The Nonprofit Times recently reported on the overall giving numbers for 2022: Individual giving, when adjusted for inflation, was down 13%.
To quote the Giving USA Annual Report on Philanthropy, “Inflation, economic uncertainty, individuals returning to previous giving levels after the pandemic surge and the decline in the number of donors are the key culprits in the drop.” But we already knew that 2022 was a soft year. Most of the Strategic Growth Analyses we have completed this year for our clients have shown similar declines.
My economic forecast of 2023 back in highlighted these same issues.
And how do I feel now, midway through 2023?

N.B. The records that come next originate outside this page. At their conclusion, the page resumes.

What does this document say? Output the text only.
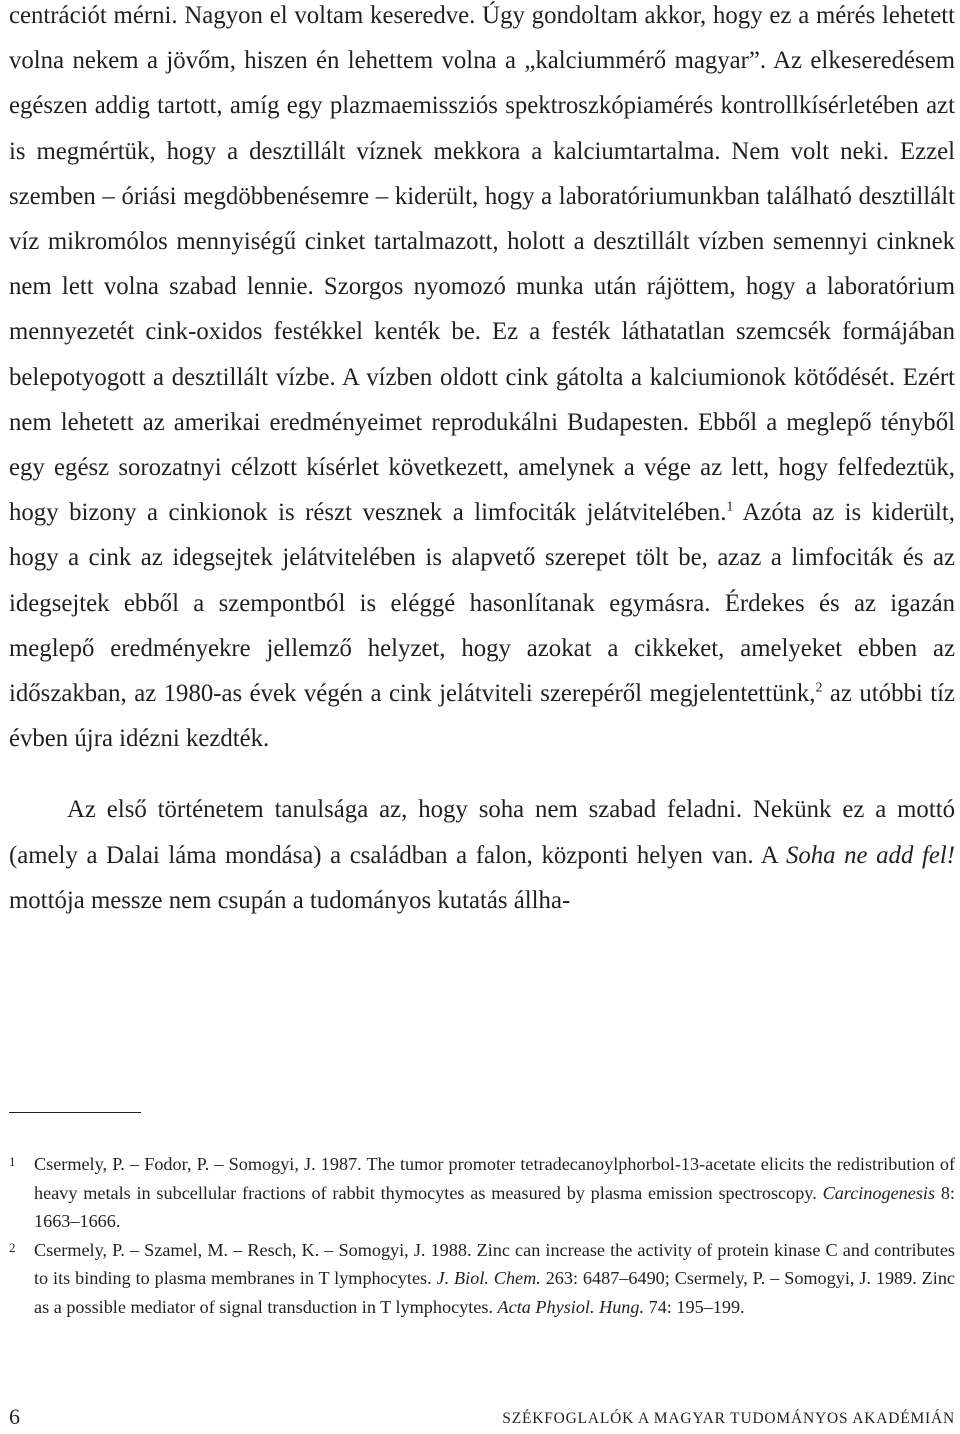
centrációt mérni. Nagyon el voltam keseredve. Úgy gondoltam akkor, hogy ez a mérés lehetett volna nekem a jövőm, hiszen én lehettem volna a „kalciummérő magyar”. Az elkeseredésem egészen addig tartott, amíg egy plazmaemissziós spektroszkópiamérés kontrollkísérletében azt is megmértük, hogy a desztillált víznek mekkora a kalciumtartalma. Nem volt neki. Ezzel szemben – óriási megdöbbenésemre – kiderült, hogy a laboratóriumunkban található desztillált víz mikromólos mennyiségű cinket tartalmazott, holott a desztillált vízben semennyi cinknek nem lett volna szabad lennie. Szorgos nyomozó munka után rájöttem, hogy a laboratórium mennyezetét cink-oxidos festékkel kenték be. Ez a festék láthatatlan szemcsék formájában belepotyogott a desztillált vízbe. A vízben oldott cink gátolta a kalciumionok kötődését. Ezért nem lehetett az amerikai eredményeimet reprodukálni Budapesten. Ebből a meglepő tényből egy egész sorozatnyi célzott kísérlet következett, amelynek a vége az lett, hogy felfedeztük, hogy bizony a cinkionok is részt vesznek a limfociták jelátvitelében.$^1$ Azóta az is kiderült, hogy a cink az idegsejtek jelátvitelében is alapvető szerepet tölt be, azaz a limfociták és az idegsejtek ebből a szempontból is eléggé hasonlítanak egymásra. Érdekes és az igazán meglepő eredményekre jellemző helyzet, hogy azokat a cikkeket, amelyeket ebben az időszakban, az 1980-as évek végén a cink jelátviteli szerepéről megjelentettünk,$^2$ az utóbbi tíz évben újra idézni kezdték.

Az első történetem tanulsága az, hogy soha nem szabad feladni. Nekünk ez a mottó (amely a Dalai láma mondása) a családban a falon, központi helyen van. A Soha ne add fel! mottója messze nem csupán a tudományos kutatás állha-

1 Csermely, P. – Fodor, P. – Somogyi, J. 1987. The tumor promoter tetradecanoylphorbol-13-acetate elicits the redistribution of heavy metals in subcellular fractions of rabbit thymocytes as measured by plasma emission spectroscopy. Carcinogenesis 8: 1663–1666.
2 Csermely, P. – Szamel, M. – Resch, K. – Somogyi, J. 1988. Zinc can increase the activity of protein kinase C and contributes to its binding to plasma membranes in T lymphocytes. J. Biol. Chem. 263: 6487–6490; Csermely, P. – Somogyi, J. 1989. Zinc as a possible mediator of signal transduction in T lymphocytes. Acta Physiol. Hung. 74: 195–199.
6	SZÉKFOGLALÓK A MAGYAR TUDOMÁNYOS AKADÉMIÁN
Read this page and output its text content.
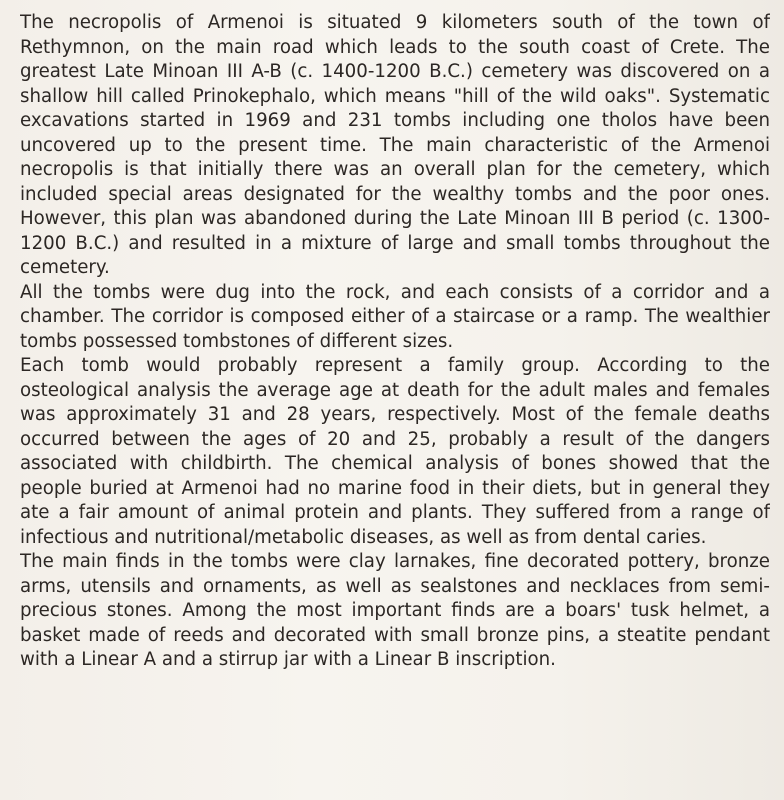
The necropolis of Armenoi is situated 9 kilometers south of the town of
Rethymnon, on the main road which leads to the south coast of Crete. The
greatest Late Minoan III A-B (c. 1400-1200 B.C.) cemetery was discovered on a
shallow hill called Prinokephalo, which means "hill of the wild oaks". Systematic
excavations started in 1969 and 231 tombs including one tholos have been
uncovered up to the present time. The main characteristic of the Armenoi
necropolis is that initially there was an overall plan for the cemetery, which
included special areas designated for the wealthy tombs and the poor ones.
However, this plan was abandoned during the Late Minoan III B period (c. 1300-
1200 B.C.) and resulted in a mixture of large and small tombs throughout the
cemetery.
All the tombs were dug into the rock, and each consists of a corridor and a
chamber. The corridor is composed either of a staircase or a ramp. The wealthier
tombs possessed tombstones of different sizes.
Each tomb would probably represent a family group. According to the
osteological analysis the average age at death for the adult males and females
was approximately 31 and 28 years, respectively. Most of the female deaths
occurred between the ages of 20 and 25, probably a result of the dangers
associated with childbirth. The chemical analysis of bones showed that the
people buried at Armenoi had no marine food in their diets, but in general they
ate a fair amount of animal protein and plants. They suffered from a range of
infectious and nutritional/metabolic diseases, as well as from dental caries.
The main finds in the tombs were clay larnakes, fine decorated pottery, bronze
arms, utensils and ornaments, as well as sealstones and necklaces from semi-
precious stones. Among the most important finds are a boars' tusk helmet, a
basket made of reeds and decorated with small bronze pins, a steatite pendant
with a Linear A and a stirrup jar with a Linear B inscription.
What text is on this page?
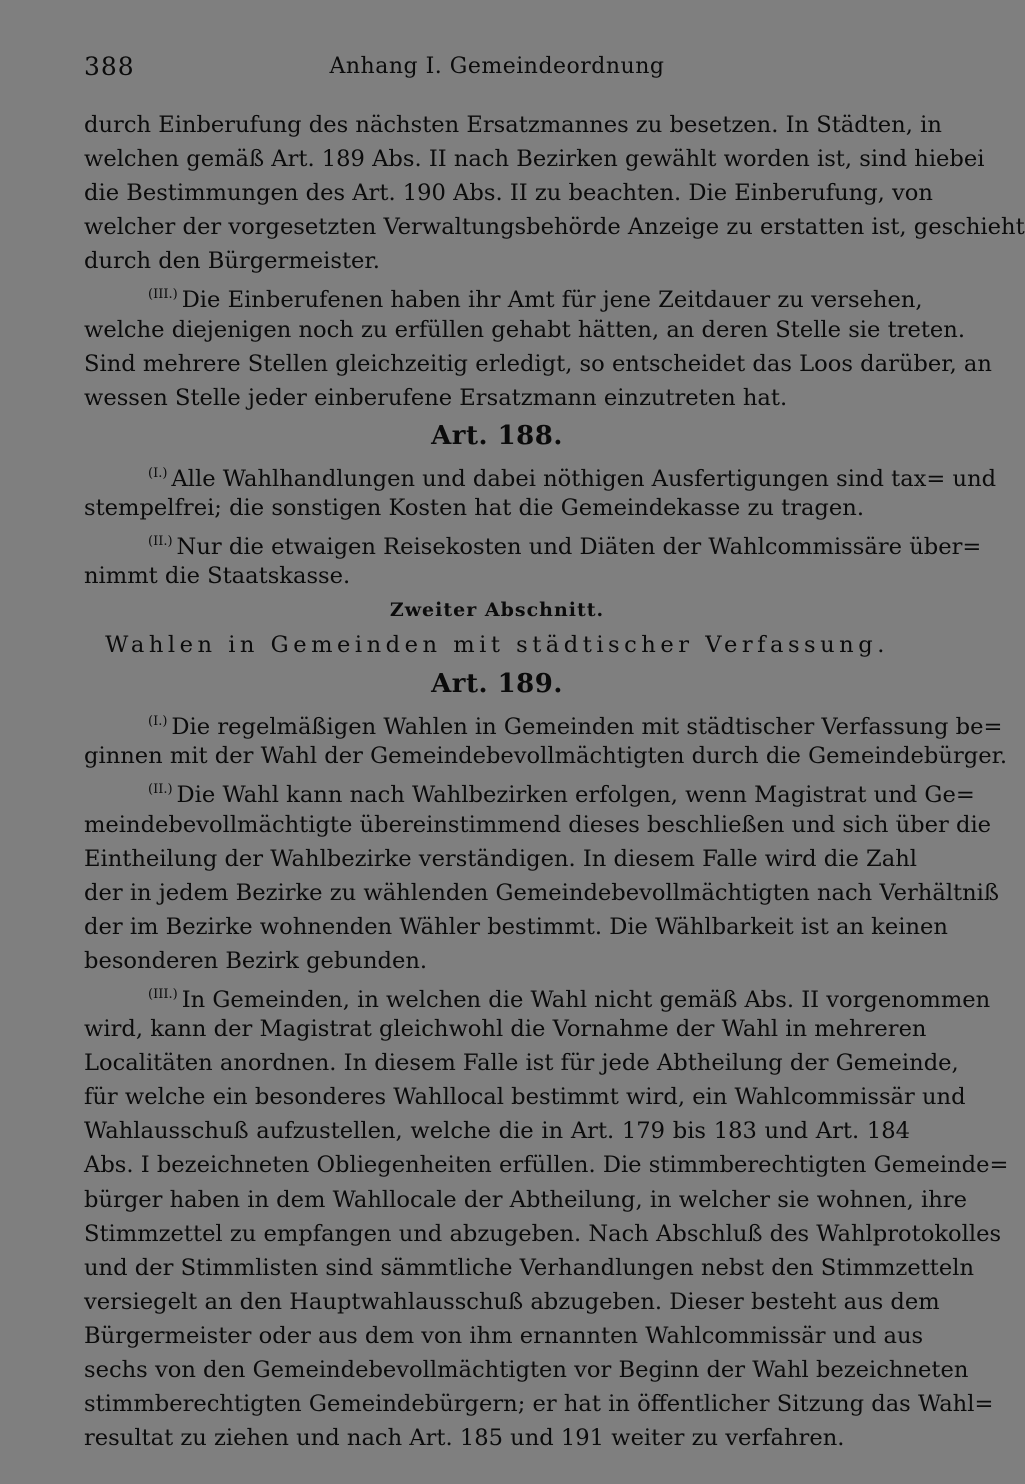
388	Anhang I. Gemeindeordnung
durch Einberufung des nächsten Ersatzmannes zu besetzen. In Städten, in
welchen gemäß Art. 189 Abs. II nach Bezirken gewählt worden ist, sind hiebei
die Bestimmungen des Art. 190 Abs. II zu beachten. Die Einberufung, von
welcher der vorgesetzten Verwaltungsbehörde Anzeige zu erstatten ist, geschieht
durch den Bürgermeister.
$^{(III.)}$ Die Einberufenen haben ihr Amt für jene Zeitdauer zu versehen,
welche diejenigen noch zu erfüllen gehabt hätten, an deren Stelle sie treten.
Sind mehrere Stellen gleichzeitig erledigt, so entscheidet das Loos darüber, an
wessen Stelle jeder einberufene Ersatzmann einzutreten hat.
Art. 188.
$^{(I.)}$ Alle Wahlhandlungen und dabei nöthigen Ausfertigungen sind tax= und
stempelfrei; die sonstigen Kosten hat die Gemeindekasse zu tragen.
$^{(II.)}$ Nur die etwaigen Reisekosten und Diäten der Wahlcommissäre über=
nimmt die Staatskasse.
Zweiter Abschnitt.
Wahlen in Gemeinden mit städtischer Verfassung.
Art. 189.
$^{(I.)}$ Die regelmäßigen Wahlen in Gemeinden mit städtischer Verfassung be=
ginnen mit der Wahl der Gemeindebevollmächtigten durch die Gemeindebürger.
$^{(II.)}$ Die Wahl kann nach Wahlbezirken erfolgen, wenn Magistrat und Ge=
meindebevollmächtigte übereinstimmend dieses beschließen und sich über die
Eintheilung der Wahlbezirke verständigen. In diesem Falle wird die Zahl
der in jedem Bezirke zu wählenden Gemeindebevollmächtigten nach Verhältniß
der im Bezirke wohnenden Wähler bestimmt. Die Wählbarkeit ist an keinen
besonderen Bezirk gebunden.
$^{(III.)}$ In Gemeinden, in welchen die Wahl nicht gemäß Abs. II vorgenommen
wird, kann der Magistrat gleichwohl die Vornahme der Wahl in mehreren
Localitäten anordnen. In diesem Falle ist für jede Abtheilung der Gemeinde,
für welche ein besonderes Wahllocal bestimmt wird, ein Wahlcommissär und
Wahlausschuß aufzustellen, welche die in Art. 179 bis 183 und Art. 184
Abs. I bezeichneten Obliegenheiten erfüllen. Die stimmberechtigten Gemeinde=
bürger haben in dem Wahllocale der Abtheilung, in welcher sie wohnen, ihre
Stimmzettel zu empfangen und abzugeben. Nach Abschluß des Wahlprotokolles
und der Stimmlisten sind sämmtliche Verhandlungen nebst den Stimmzetteln
versiegelt an den Hauptwahlausschuß abzugeben. Dieser besteht aus dem
Bürgermeister oder aus dem von ihm ernannten Wahlcommissär und aus
sechs von den Gemeindebevollmächtigten vor Beginn der Wahl bezeichneten
stimmberechtigten Gemeindebürgern; er hat in öffentlicher Sitzung das Wahl=
resultat zu ziehen und nach Art. 185 und 191 weiter zu verfahren.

Actually, I am more optimistic.
There are several reasons I feel good about this fall. The latest inflation numbers are much better than they were a year ago. The price of gas and eggs, two common data points for most households, are down. Employment and job growth have remained strong. The stock market – at the time of writing this blog – seems to be on a mini bull-run. And, lastly, the “regression to the mean” I’ve been talking about (that donor metrics giving post-pandemic would eventually return to pandemic levels) has already occurred.
All this suggests to me that the fall of 2023 will be a rebound year for individual giving.
That means, it is not time to pull-back in your cultivation and acquisition budgets. One of the consistent truths in my 25-years in this business is that the organizations that get hurt the worst are ones that try to outguess the market and cut their fundraising budgets. That trick never works.